After all, I am only a programmer. I know something about electronics, but that’s nearly all theory. I did some soldering when I was young, but my resources were too constrained to allow me a real understanding of the matter through experience. So, today I’m doing my programming job on a prototype hardware containing an ARM chip and some other almost invisible components. Working with prototype computers ranges from funny to entangling complicated. The reason is that it is very hard to understand and find where the software bug ends and where the hardware bug begins.
The funny part is usually when you understand that’s not your fault before banging your head against the wall too hard.
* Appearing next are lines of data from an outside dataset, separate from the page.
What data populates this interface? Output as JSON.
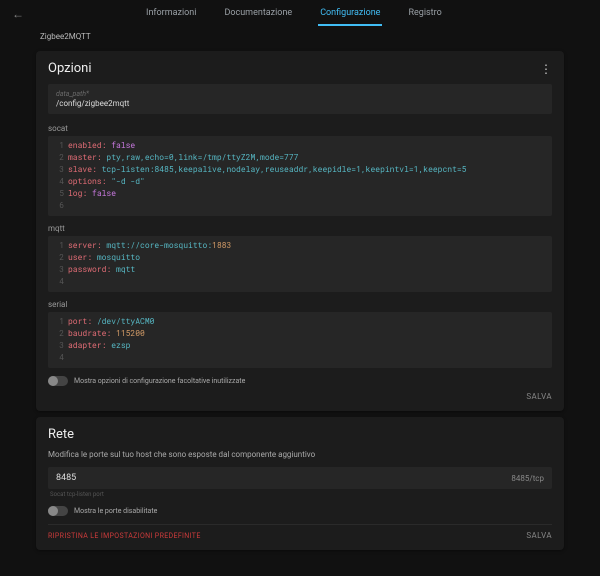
{
  "tabs": {
    "info": "Informazioni",
    "docs": "Documentazione",
    "config": "Configurazione",
    "log": "Registro"
  },
  "breadcrumb": "Zigbee2MQTT",
  "options": {
    "title": "Opzioni",
    "data_path_label": "data_path*",
    "data_path_value": "/config/zigbee2mqtt",
    "socat_label": "socat",
    "socat_lines": {
      "l1k": "enabled:",
      "l1v": "false",
      "l2k": "master:",
      "l2v": "pty,raw,echo=0,link=/tmp/ttyZ2M,mode=777",
      "l3k": "slave:",
      "l3v": "tcp-listen:8485,keepalive,nodelay,reuseaddr,keepidle=1,keepintvl=1,keepcnt=5",
      "l4k": "options:",
      "l4v": "\"-d -d\"",
      "l5k": "log:",
      "l5v": "false"
    },
    "mqtt_label": "mqtt",
    "mqtt_lines": {
      "l1k": "server:",
      "l1v1": "mqtt://core-mosquitto:",
      "l1v2": "1883",
      "l2k": "user:",
      "l2v": "mosquitto",
      "l3k": "password:",
      "l3v": "mqtt"
    },
    "serial_label": "serial",
    "serial_lines": {
      "l1k": "port:",
      "l1v": "/dev/ttyACM0",
      "l2k": "baudrate:",
      "l2v": "115200",
      "l3k": "adapter:",
      "l3v": "ezsp"
    },
    "unused_toggle": "Mostra opzioni di configurazione facoltative inutilizzate",
    "save": "SALVA"
  },
  "network": {
    "title": "Rete",
    "desc": "Modifica le porte sul tuo host che sono esposte dal componente aggiuntivo",
    "port_value": "8485",
    "port_label": "8485/tcp",
    "port_sub": "Socat tcp-listen port",
    "disabled_toggle": "Mostra le porte disabilitate",
    "reset": "RIPRISTINA LE IMPOSTAZIONI PREDEFINITE",
    "save": "SALVA"
  }
}
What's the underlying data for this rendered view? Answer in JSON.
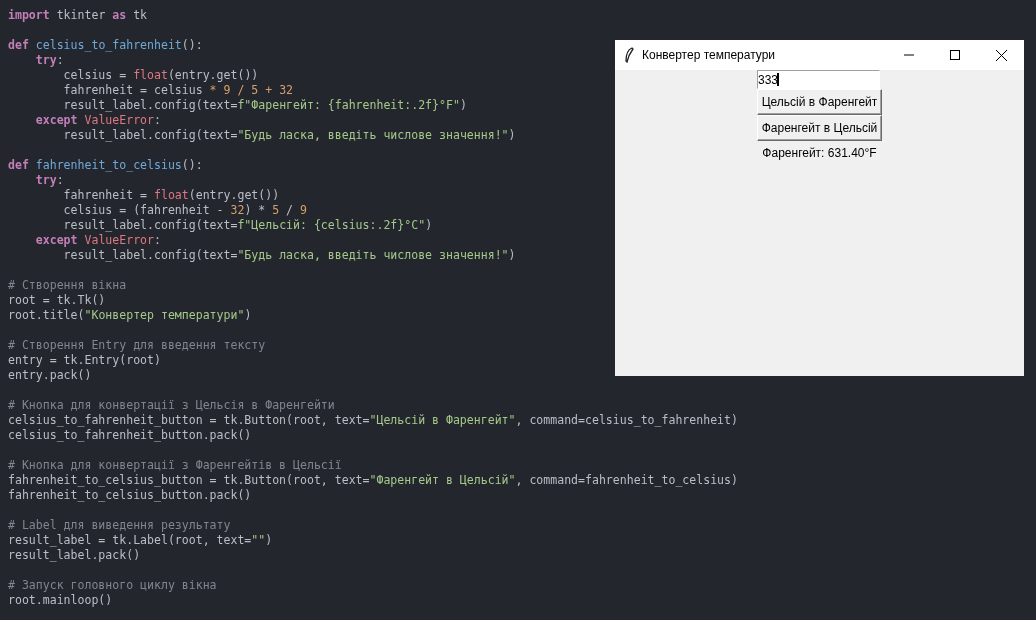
{
  "editor": {
    "blocks": [
      [
        [
          {
            "kind": "keyword",
            "text": "import"
          },
          {
            "kind": "plain",
            "text": " tkinter "
          },
          {
            "kind": "keyword",
            "text": "as"
          },
          {
            "kind": "plain",
            "text": " tk"
          }
        ]
      ],
      [
        [
          {
            "kind": "keyword",
            "text": "def"
          },
          {
            "kind": "function",
            "text": " celsius_to_fahrenheit"
          },
          {
            "kind": "plain",
            "text": "():"
          }
        ],
        [
          {
            "kind": "keyword",
            "text": "    try"
          },
          {
            "kind": "plain",
            "text": ":"
          }
        ],
        [
          {
            "kind": "plain",
            "text": "        celsius = "
          },
          {
            "kind": "builtin",
            "text": "float"
          },
          {
            "kind": "plain",
            "text": "(entry.get())"
          }
        ],
        [
          {
            "kind": "plain",
            "text": "        fahrenheit = celsius "
          },
          {
            "kind": "number",
            "text": "* 9 / 5 + 32"
          }
        ],
        [
          {
            "kind": "plain",
            "text": "        result_label.config(text="
          },
          {
            "kind": "string",
            "text": "f\"Фаренгейт: {fahrenheit:.2f}°F\""
          },
          {
            "kind": "plain",
            "text": ")"
          }
        ],
        [
          {
            "kind": "keyword",
            "text": "    except"
          },
          {
            "kind": "builtin",
            "text": " ValueError"
          },
          {
            "kind": "plain",
            "text": ":"
          }
        ],
        [
          {
            "kind": "plain",
            "text": "        result_label.config(text="
          },
          {
            "kind": "string",
            "text": "\"Будь ласка, введіть числове значення!\""
          },
          {
            "kind": "plain",
            "text": ")"
          }
        ]
      ],
      [
        [
          {
            "kind": "keyword",
            "text": "def"
          },
          {
            "kind": "function",
            "text": " fahrenheit_to_celsius"
          },
          {
            "kind": "plain",
            "text": "():"
          }
        ],
        [
          {
            "kind": "keyword",
            "text": "    try"
          },
          {
            "kind": "plain",
            "text": ":"
          }
        ],
        [
          {
            "kind": "plain",
            "text": "        fahrenheit = "
          },
          {
            "kind": "builtin",
            "text": "float"
          },
          {
            "kind": "plain",
            "text": "(entry.get())"
          }
        ],
        [
          {
            "kind": "plain",
            "text": "        celsius = (fahrenheit - "
          },
          {
            "kind": "number",
            "text": "32"
          },
          {
            "kind": "plain",
            "text": ") * "
          },
          {
            "kind": "number",
            "text": "5"
          },
          {
            "kind": "plain",
            "text": " / "
          },
          {
            "kind": "number",
            "text": "9"
          }
        ],
        [
          {
            "kind": "plain",
            "text": "        result_label.config(text="
          },
          {
            "kind": "string",
            "text": "f\"Цельсій: {celsius:.2f}°C\""
          },
          {
            "kind": "plain",
            "text": ")"
          }
        ],
        [
          {
            "kind": "keyword",
            "text": "    except"
          },
          {
            "kind": "builtin",
            "text": " ValueError"
          },
          {
            "kind": "plain",
            "text": ":"
          }
        ],
        [
          {
            "kind": "plain",
            "text": "        result_label.config(text="
          },
          {
            "kind": "string",
            "text": "\"Будь ласка, введіть числове значення!\""
          },
          {
            "kind": "plain",
            "text": ")"
          }
        ]
      ],
      [
        [
          {
            "kind": "comment",
            "text": "# Створення вікна"
          }
        ],
        [
          {
            "kind": "plain",
            "text": "root = tk.Tk()"
          }
        ],
        [
          {
            "kind": "plain",
            "text": "root.title("
          },
          {
            "kind": "string",
            "text": "\"Конвертер температури\""
          },
          {
            "kind": "plain",
            "text": ")"
          }
        ]
      ],
      [
        [
          {
            "kind": "comment",
            "text": "# Створення Entry для введення тексту"
          }
        ],
        [
          {
            "kind": "plain",
            "text": "entry = tk.Entry(root)"
          }
        ],
        [
          {
            "kind": "plain",
            "text": "entry.pack()"
          }
        ]
      ],
      [
        [
          {
            "kind": "comment",
            "text": "# Кнопка для конвертації з Цельсія в Фаренгейти"
          }
        ],
        [
          {
            "kind": "plain",
            "text": "celsius_to_fahrenheit_button = tk.Button(root, text="
          },
          {
            "kind": "string",
            "text": "\"Цельсій в Фаренгейт\""
          },
          {
            "kind": "plain",
            "text": ", command=celsius_to_fahrenheit)"
          }
        ],
        [
          {
            "kind": "plain",
            "text": "celsius_to_fahrenheit_button.pack()"
          }
        ]
      ],
      [
        [
          {
            "kind": "comment",
            "text": "# Кнопка для конвертації з Фаренгейтів в Цельсії"
          }
        ],
        [
          {
            "kind": "plain",
            "text": "fahrenheit_to_celsius_button = tk.Button(root, text="
          },
          {
            "kind": "string",
            "text": "\"Фаренгейт в Цельсій\""
          },
          {
            "kind": "plain",
            "text": ", command=fahrenheit_to_celsius)"
          }
        ],
        [
          {
            "kind": "plain",
            "text": "fahrenheit_to_celsius_button.pack()"
          }
        ]
      ],
      [
        [
          {
            "kind": "comment",
            "text": "# Label для виведення результату"
          }
        ],
        [
          {
            "kind": "plain",
            "text": "result_label = tk.Label(root, text="
          },
          {
            "kind": "string",
            "text": "\"\""
          },
          {
            "kind": "plain",
            "text": ")"
          }
        ],
        [
          {
            "kind": "plain",
            "text": "result_label.pack()"
          }
        ]
      ],
      [
        [
          {
            "kind": "comment",
            "text": "# Запуск головного циклу вікна"
          }
        ],
        [
          {
            "kind": "plain",
            "text": "root.mainloop()"
          }
        ]
      ]
    ]
  },
  "app_window": {
    "title": "Конвертер температури",
    "entry": {
      "value": "333"
    },
    "buttons": [
      "Цельсій в Фаренгейт",
      "Фаренгейт в Цельсій"
    ],
    "result": "Фаренгейт: 631.40°F"
  }
}
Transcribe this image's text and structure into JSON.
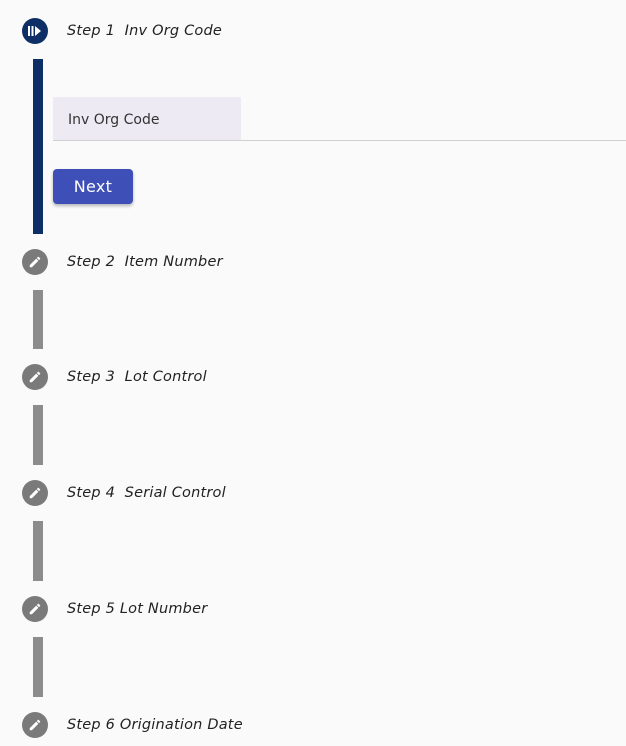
{
  "steps": [
    {
      "label": "Step 1  Inv Org Code",
      "state": "active",
      "icon": "step-active-icon"
    },
    {
      "label": "Step 2  Item Number",
      "state": "editable",
      "icon": "pencil-icon"
    },
    {
      "label": "Step 3  Lot Control",
      "state": "editable",
      "icon": "pencil-icon"
    },
    {
      "label": "Step 4  Serial Control",
      "state": "editable",
      "icon": "pencil-icon"
    },
    {
      "label": "Step 5 Lot Number",
      "state": "editable",
      "icon": "pencil-icon"
    },
    {
      "label": "Step 6 Origination Date",
      "state": "editable",
      "icon": "pencil-icon"
    }
  ],
  "step1_form": {
    "field_placeholder": "Inv Org Code",
    "field_value": "",
    "next_label": "Next"
  },
  "colors": {
    "active": "#0d2f66",
    "inactive": "#8c8c8c",
    "button": "#3f4fb8",
    "field_bg": "#edeaf3",
    "background": "#fafafa"
  }
}
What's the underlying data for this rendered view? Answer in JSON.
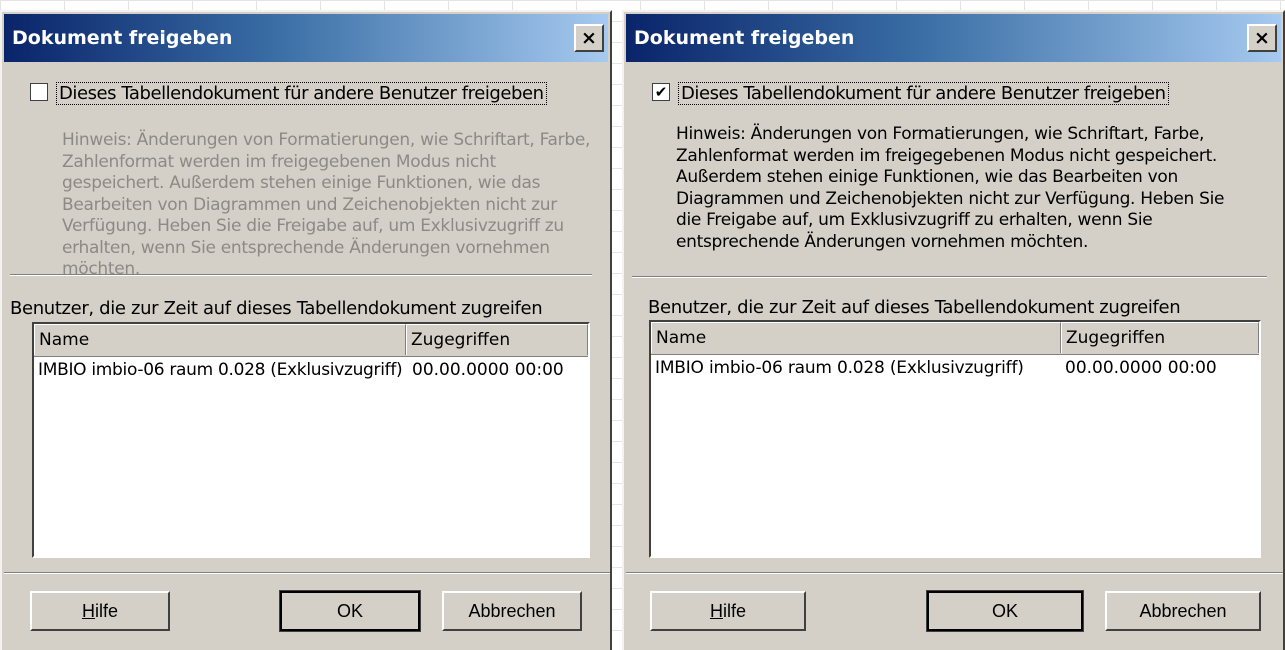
{
  "dialogs": [
    {
      "title": "Dokument freigeben",
      "close_glyph": "×",
      "share_checkbox": {
        "checked": false,
        "glyph": "",
        "label": "Dieses Tabellendokument für andere Benutzer freigeben"
      },
      "hint": "Hinweis: Änderungen von Formatierungen, wie Schriftart, Farbe, Zahlenformat werden im freigegebenen Modus nicht gespeichert. Außerdem stehen einige Funktionen, wie das Bearbeiten von Diagrammen und Zeichenobjekten nicht zur Verfügung. Heben Sie die Freigabe auf, um Exklusivzugriff zu erhalten, wenn Sie entsprechende Änderungen vornehmen möchten.",
      "users_label": "Benutzer, die zur Zeit auf dieses Tabellendokument zugreifen",
      "columns": [
        "Name",
        "Zugegriffen"
      ],
      "rows": [
        {
          "name": "IMBIO imbio-06 raum 0.028 (Exklusivzugriff)",
          "accessed": "00.00.0000 00:00"
        }
      ],
      "buttons": {
        "help_mnemonic": "H",
        "help_rest": "ilfe",
        "ok": "OK",
        "cancel": "Abbrechen"
      }
    },
    {
      "title": "Dokument freigeben",
      "close_glyph": "×",
      "share_checkbox": {
        "checked": true,
        "glyph": "✔",
        "label": "Dieses Tabellendokument für andere Benutzer freigeben"
      },
      "hint": "Hinweis: Änderungen von Formatierungen, wie Schriftart, Farbe, Zahlenformat werden im freigegebenen Modus nicht gespeichert. Außerdem stehen einige Funktionen, wie das Bearbeiten von Diagrammen und Zeichenobjekten nicht zur Verfügung. Heben Sie die Freigabe auf, um Exklusivzugriff zu erhalten, wenn Sie entsprechende Änderungen vornehmen möchten.",
      "users_label": "Benutzer, die zur Zeit auf dieses Tabellendokument zugreifen",
      "columns": [
        "Name",
        "Zugegriffen"
      ],
      "rows": [
        {
          "name": "IMBIO imbio-06 raum 0.028 (Exklusivzugriff)",
          "accessed": "00.00.0000 00:00"
        }
      ],
      "buttons": {
        "help_mnemonic": "H",
        "help_rest": "ilfe",
        "ok": "OK",
        "cancel": "Abbrechen"
      }
    }
  ],
  "colors": {
    "title_gradient_start": "#0a246a",
    "title_gradient_end": "#a6caf0",
    "dialog_face": "#d4d0c8",
    "disabled_text": "#8c8a85"
  }
}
This board has about an entry-level-PC audio capabilities, so a mic-in line and a speaker output. For testing purpose I hooked the audio input to a PC continuously playing audio via a voltage divider. The speaker out is always connected to a… well, a speaker.
Now when no software is running the speaker is mute no matter what is coming in through the mike.
You can imagine my surprise when hooking the PC serial cable to the board I heard the music through the speaker! Remove the serial and the speaker mutes back. *Gosh*! That’s surely not my fault!
Another pretty fault as easy as astonishing is that a clicking noise in the sampled audio happens only when the board is battery operated. The audio is noise-clean when the board is tied to the AC power supply.
Nonetheless I am admired that such an engineering jewel is working (mostly) as expected. Kudos to my colleagues!